Both women went on to have periods of sickness absence and unpaid leave. After their grievances and internal appeals were rejected they also went on to bring claims for indirect sex discrimination. At around the same time, the women were offered ground duties for a six month period only.

Decision

The Employment Tribunal found that the PCP was the requirement for crew members to fly the flying patterns that they were rostered and this could require them work in excess of 8 hours and for as long as required. It accepted that the PCP put women at a particular disadvantage and put the claimants at a disadvantage.

It then fell to easyJet to objectively justify the discriminatory PCP. The airline said the PCP was justified by a number of legitimate aims which principally related to the need to deliver its flying schedule without delays and cancellations. It said that rejecting individual requests to adjust the roster was a proportionate means of achieving those aims. The Tribunal rejected these arguments on the basis that it was speculative: no real life examples of individual adjustments to the roster causing difficulties had been shown. The Tribunal found in favour of the claimants, commenting that that the airline should have offered adjusted flying hours to the women (particularly as there was evidence that bespoke rostering arrangements had been created for other employees in the past).

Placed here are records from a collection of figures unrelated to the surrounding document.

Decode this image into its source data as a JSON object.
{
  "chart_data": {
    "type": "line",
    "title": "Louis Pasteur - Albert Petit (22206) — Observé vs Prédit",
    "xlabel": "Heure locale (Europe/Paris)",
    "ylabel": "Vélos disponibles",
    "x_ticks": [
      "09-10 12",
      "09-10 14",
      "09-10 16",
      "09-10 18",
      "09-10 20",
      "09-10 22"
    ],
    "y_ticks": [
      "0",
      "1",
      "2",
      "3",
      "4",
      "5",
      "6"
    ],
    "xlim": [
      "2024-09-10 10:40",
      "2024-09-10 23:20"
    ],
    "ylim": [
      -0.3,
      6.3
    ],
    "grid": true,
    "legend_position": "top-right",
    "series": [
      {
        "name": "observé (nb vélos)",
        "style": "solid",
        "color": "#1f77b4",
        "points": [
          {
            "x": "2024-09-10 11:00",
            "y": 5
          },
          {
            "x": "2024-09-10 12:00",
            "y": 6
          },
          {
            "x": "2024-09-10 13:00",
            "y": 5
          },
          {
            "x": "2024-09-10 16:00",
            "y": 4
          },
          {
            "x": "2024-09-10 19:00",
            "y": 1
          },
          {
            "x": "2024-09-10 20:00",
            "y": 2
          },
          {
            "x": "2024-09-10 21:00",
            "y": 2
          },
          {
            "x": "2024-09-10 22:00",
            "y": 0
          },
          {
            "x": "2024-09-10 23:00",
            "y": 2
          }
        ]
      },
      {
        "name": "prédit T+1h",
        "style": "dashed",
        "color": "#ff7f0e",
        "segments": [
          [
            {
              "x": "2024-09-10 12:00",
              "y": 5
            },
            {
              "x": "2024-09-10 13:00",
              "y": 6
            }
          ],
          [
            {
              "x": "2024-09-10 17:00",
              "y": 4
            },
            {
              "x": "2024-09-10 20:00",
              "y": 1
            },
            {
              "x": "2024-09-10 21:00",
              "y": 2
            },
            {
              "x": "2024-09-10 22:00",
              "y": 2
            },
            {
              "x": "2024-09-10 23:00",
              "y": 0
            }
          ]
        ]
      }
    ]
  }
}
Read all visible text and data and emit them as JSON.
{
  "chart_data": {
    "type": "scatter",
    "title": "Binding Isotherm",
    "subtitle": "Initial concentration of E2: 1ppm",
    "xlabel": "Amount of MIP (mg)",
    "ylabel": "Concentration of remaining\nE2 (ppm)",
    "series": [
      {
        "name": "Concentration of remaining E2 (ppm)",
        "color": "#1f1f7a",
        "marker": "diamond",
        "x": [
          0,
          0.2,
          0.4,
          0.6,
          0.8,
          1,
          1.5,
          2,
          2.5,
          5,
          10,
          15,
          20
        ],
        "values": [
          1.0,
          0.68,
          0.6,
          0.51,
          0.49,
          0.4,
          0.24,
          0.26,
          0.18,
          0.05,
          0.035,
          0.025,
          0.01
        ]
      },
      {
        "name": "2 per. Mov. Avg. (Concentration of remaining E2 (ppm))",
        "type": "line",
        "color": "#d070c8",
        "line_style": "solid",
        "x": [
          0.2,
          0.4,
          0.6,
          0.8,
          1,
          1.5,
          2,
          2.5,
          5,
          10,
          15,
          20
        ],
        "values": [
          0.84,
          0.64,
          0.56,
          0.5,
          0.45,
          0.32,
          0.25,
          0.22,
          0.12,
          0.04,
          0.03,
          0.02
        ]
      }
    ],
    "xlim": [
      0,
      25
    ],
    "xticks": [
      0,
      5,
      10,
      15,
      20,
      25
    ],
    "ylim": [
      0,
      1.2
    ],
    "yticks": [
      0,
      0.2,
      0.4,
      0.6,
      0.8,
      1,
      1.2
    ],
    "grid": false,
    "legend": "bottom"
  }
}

In addition to awarding compensation, the Tribunal recommended that the sickness absence taken by the women be discounted from any future attendance management or redundancy scoring processes and any enhanced sick pay entitlement used should be discounted when considering future entitlements. Further, the women should be allowed to reclaim any holiday used to cover the absences following the rejecting of the flexible working requests.

Comment 

This decision highlights that the material risk which flows from rejecting a flexible working request is a complaint of indirect sex discrimination, for which compensation is uncapped. Although it is possible to justify indirectly discriminatory practices, this case illustrates how difficult that task can be. Here, the Tribunal rejected the employer's position, which it regarded as little more than speculative assertions. Instead, clear evidence was needed to explain precisely why creating bespoke rosters for the claimants was unacceptable.

In this case, the employer faced unusual practical difficulties in accommodating an employee who wished to express breast milk during their shifts. In more standard working environments, it would be even more difficult for an employer to justify the refusal of flexibility to the working schedule to allow breaks to express breast milk.